Седой сделал шаг вперед, вталкивая Ольгу Николаевну в квартиру. За ним в прихожую ввалилась вся команда.
- Это произвол! - Виски Ольги Николаевны сдавили невидимые тиски, сделалось душно. - Я - сотрудник Министерства внутренних дел Российской Федерации. Вы не представляете, что я с вами сделаю!
- Ничего не сделаешь, - возразил ей седой, и Ольга Николаевна, не сдержав себя, закатила ему за эти слова оплеуху.
- Вот сука! - изумленно произнес седой и автоматически, будто дело имел с мужчиной, а не с женщиной, не раздумывая ни мгновения, отвесил ответную затрещину.
Ольга Николаевна резко отпрянула, не удержалась на ногах и спиной повалилась на пол. Больно приложилась затылком о паркет. Дернулась, чуть приподнялась и снова повалилась на пол.
- Не издевайтесь над женщиной, - тихо, сквозь зубы потребовала Настя и шагнула к Ольге Николаевне. Говорила Настя едва слышно, но её все услышали.

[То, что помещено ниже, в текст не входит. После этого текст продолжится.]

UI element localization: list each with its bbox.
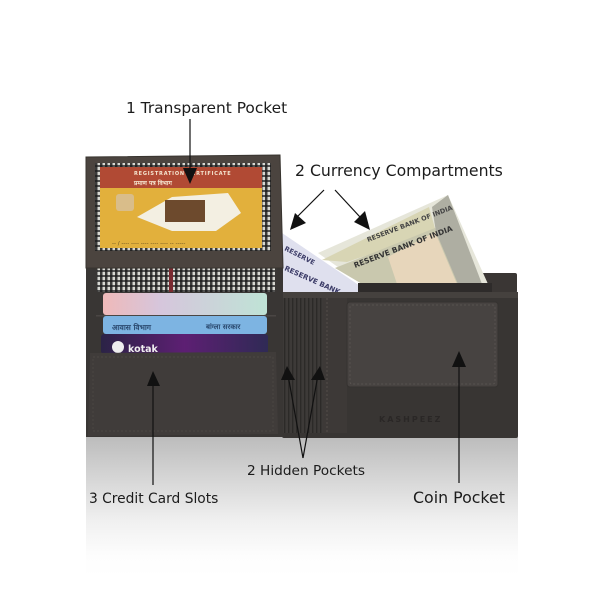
- note: green banknote: RESERVE BANK OF INDIA: [366, 204, 454, 244]
- registration card: प्रमाण पत्र विभाग: [133, 179, 172, 187]
- heading: 1 Transparent Pocket: 1 Transparent Pocket: [126, 99, 287, 117]
- registration card: [100, 167, 262, 248]
- heading: 2 Hidden Pockets: 2 Hidden Pockets: [247, 463, 365, 479]
- registration card: -- / ---- ---- ---- ---- ---- -- -----: [112, 241, 185, 247]
- wallet back panel: [470, 273, 517, 293]
- card: kotak: [101, 334, 268, 355]
- coin pocket lower: [348, 384, 496, 434]
- heading: 3 Credit Card Slots: 3 Credit Card Slots: [89, 491, 218, 507]
- arrows: currency compartments: [290, 190, 370, 230]
- note: purple banknote: [282, 233, 369, 296]
- hidden pocket ribs: [282, 298, 323, 433]
- card: blue: बांग्ला सरकार: [205, 323, 242, 331]
- panel: left wallet lower: [86, 268, 283, 437]
- currency notes: [282, 195, 488, 296]
- plaid lining: [97, 268, 275, 292]
- card: blue: [103, 316, 267, 334]
- panel: transparent pocket flap: [86, 155, 283, 268]
- brand mark: KASHPEEZ: [379, 415, 442, 424]
- card: blue: आवास विभाग: [112, 323, 152, 332]
- heading: Coin Pocket: Coin Pocket: [413, 488, 505, 507]
- heading: 2 Currency Compartments: 2 Currency Compartments: [295, 161, 503, 180]
- note: green banknote: [318, 195, 488, 284]
- wallet reflection: [86, 437, 518, 577]
- card: kotak: kotak: [128, 344, 159, 355]
- note: green banknote: RESERVE BANK OF INDIA: [352, 224, 454, 270]
- card pocket: [88, 352, 278, 436]
- arrow: credit card slots: [147, 371, 160, 485]
- panel: right wallet body: [282, 283, 518, 438]
- arrows: hidden pockets: [281, 366, 325, 458]
- note: purple banknote: RESERVE: [283, 245, 316, 267]
- registration card: REGISTRATION CERTIFICATE: [134, 171, 231, 177]
- card: pink: [103, 293, 267, 315]
- arrow: coin pocket: [452, 351, 466, 483]
- note: purple banknote: RESERVE BANK: [283, 265, 342, 296]
- arrow: transparent pocket: [183, 119, 197, 184]
- coin pocket flap: [347, 302, 498, 387]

Она протянула руку назад, к Леонтию, Леонтий понял: поспешно откинул полу теплого ватного пальто, протянул ей помповую двустволку.
Настя решительно передернула магазин, приставила ствол к голове Ольги Николаевны и в ту же секунду нажала на спусковой крючок.
Звук выстрела в огромной квартире Кличевских должен был бы усилиться, стать гулким, объемным, словно взрыв гранаты, но он неожиданно угас в пространстве, в охлесте дыма, сыпанувшего в разные стороны от мгновенно окрасившейся кровью головы Ольги Николаевны, - вместо тяжелого лавинного грома прозвучал сухой задавленный хлопок, словно Настя выстрелила из игрушечного пистолета.